The conversations surrounding a cold weather Super Bowl will only draw that much more attention because Peyton Manning is one of the starting quarterbacks in the game.
He can’t win in the cold, after all. Just like he can’t win the big game (in some people’s estimation).
For what it’s worth, Manning appeared to embrace the challenge of a potential cold weather Super Bowl a while ago, wearing a glove on his throwing hand for much of the season and supposedly dipping his hand in ice water and then throwing in his sessions before the season started.
Today the Broncos practiced in appropriately snowy and cold conditions in Denver as they prepare to face the Seattle Seahawks in Super Bowl 48. When asked, Manning had the following to say about the weather:
“We played in this and practiced in this a good part of the year, so really, we’ve been through this. But it’s good to get out here and get started.”

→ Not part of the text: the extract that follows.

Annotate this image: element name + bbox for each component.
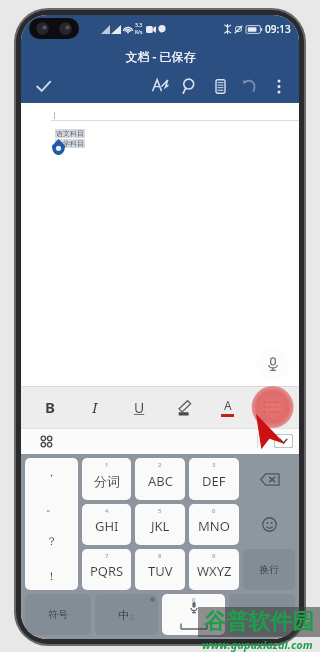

Trying to downplay the issue in the past has not worked for Manning. Likewise, it did not help his case much when he told certain people who thought he cannot play in the cold to “stick it where the sun don’t shine.”
Here’s what I’ve always wondered: people complain that Manning cannot throw a good deep ball and lets go of too many ducks when it’s cold and/or snowy.
How, exactly, is that different from normal Manning? That sounds very similar to the guy whose throws always aren’t pretty, yet the results always are.